A comparison of hospice and hospital care for people who die: views of the surviving spouse

Abstract

To compare the quality of inpatient care for dying people in St Christopher's Hospice, London and nearby hospitals in 1994 and make comparisons with earlier studies of the same setting, interviews were undertaken with spouses of people who had died from cancer in these settings, matched by age and sex. The subjects comprised 66 people who had died in 1994, 33 of whom had died in the hospice, 33 in local hospitals. The mean age was 70.2, 61 % were male. The hospice group were more likely to know that they were dying and less likely to be admitted as emergencies. Treatment for pain, breathlessness and nausea from both sources provided relief in almost all cases.
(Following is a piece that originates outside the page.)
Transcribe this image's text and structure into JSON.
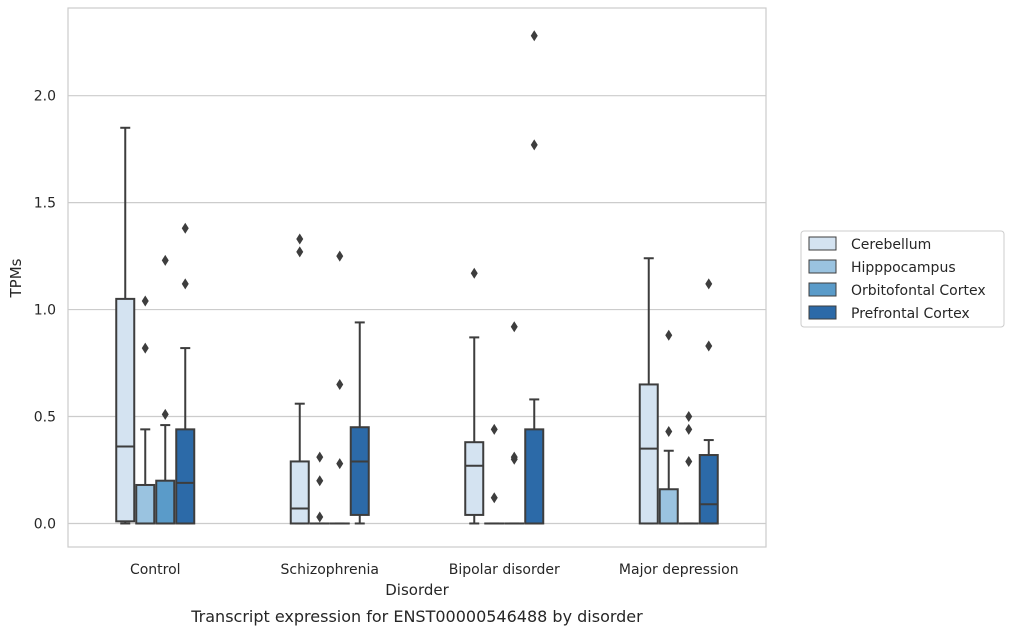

Most information about the illness was given by hospital doctors before hospice care occurred. Where it occurred, communication by hospice staff was judged better than that by hospital doctors. Staff in hospitals were more likely to be judged 'very busy'. Hospice respondents were less likely to want improvements, and more likely to judge the institution as being 'like a family'. Earlier studies had shown a trend for symptom control to have improved in hospitals but for difference in the psychosocial climate to favour the hospice. By 1994, this latter difference was still obtained. We stress the role of hospital staff and general practitioners in helping patients accept a terminal prognosis, so that better-planned care can proceed. The busy public atmosphere of some hospital wards may not be conducive to the good care of dying people.